Specific suggestions for improving the proposed guidance on medical device interoperability:
  • The guidance needs to more explicitly encourage manufacturers to design their products for *maximum* interoperability, including the ability for the device to safely interoperate with devices and for use cases that are not covered by the manufacturer’s intended uses.
  • Rather than designing device interoperability characteristics solely for intended uses, and withholding information related to non-intended uses, manufacturers should detail in product labeling the boundaries of the intended and tested use cases, and also provide information on all electronic data interfaces, even those with no manufacturer-intended use.  Labeling should be very clear on the interfaces’ design specifications, and should detail the boundaries of the uses the manufacturer intended, designed for, and tested.

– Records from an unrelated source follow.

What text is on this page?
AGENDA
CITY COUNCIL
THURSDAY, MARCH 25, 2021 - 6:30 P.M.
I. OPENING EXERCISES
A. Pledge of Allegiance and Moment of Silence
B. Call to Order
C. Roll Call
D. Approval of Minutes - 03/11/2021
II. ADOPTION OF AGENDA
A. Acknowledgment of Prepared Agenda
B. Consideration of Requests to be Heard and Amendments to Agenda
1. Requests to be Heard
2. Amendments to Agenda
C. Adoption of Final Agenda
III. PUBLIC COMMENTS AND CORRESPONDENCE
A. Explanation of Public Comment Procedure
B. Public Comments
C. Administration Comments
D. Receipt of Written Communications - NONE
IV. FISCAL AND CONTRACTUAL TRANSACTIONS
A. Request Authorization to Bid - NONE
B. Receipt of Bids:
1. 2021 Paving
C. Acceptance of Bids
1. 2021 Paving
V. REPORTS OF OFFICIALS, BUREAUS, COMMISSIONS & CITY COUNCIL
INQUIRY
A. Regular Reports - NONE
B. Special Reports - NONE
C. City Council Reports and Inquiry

  • The guidance should explicitly state that the FDA supports allowing third parties to access medical devices’ electronic data interfaces, according to the specifications published by the manufacturers, for uses other than those originally intended by the manufacturer.  They should make it clear that any off-label use by patients and health care professionals must be performed in a way that interoperates safely with the medical device per the manufacturer’s specifications, and it is the responsibility of the third party performing the off-label use, not the manufacturer, to ensure that they are making safe use of the medical device and its electronic data interface.  The guidance should make clear that the manufacturer is only responsible for ensuring that the medical device performs as specified, and that those specifications are complete and accurate.
With these kinds of changes, this guidance could be a powerful force for improving the pace of innovation in medical devices, allowing us to move beyond “proprietary” and “partnership” based solutions to solutions that harness the full power of third-party innovation by patients, health care professionals, clinical researchers and other investigators, and startup technology companies.  The FDA needs to set both clear rules that require manufacturers to document their devices capabilities as well as guidance that encourages manufacturers to provide electronic data interfaces that third parties can use to create new and innovative solutions (without introducing any new liability to the original manufacturer for having done so).  If the FDA does so, this will set the stage to allow innovation in medical devices to parallel the ever-increasing pace of technological innovation, while preserving and expanding patients rights to access their own data and control their own treatment.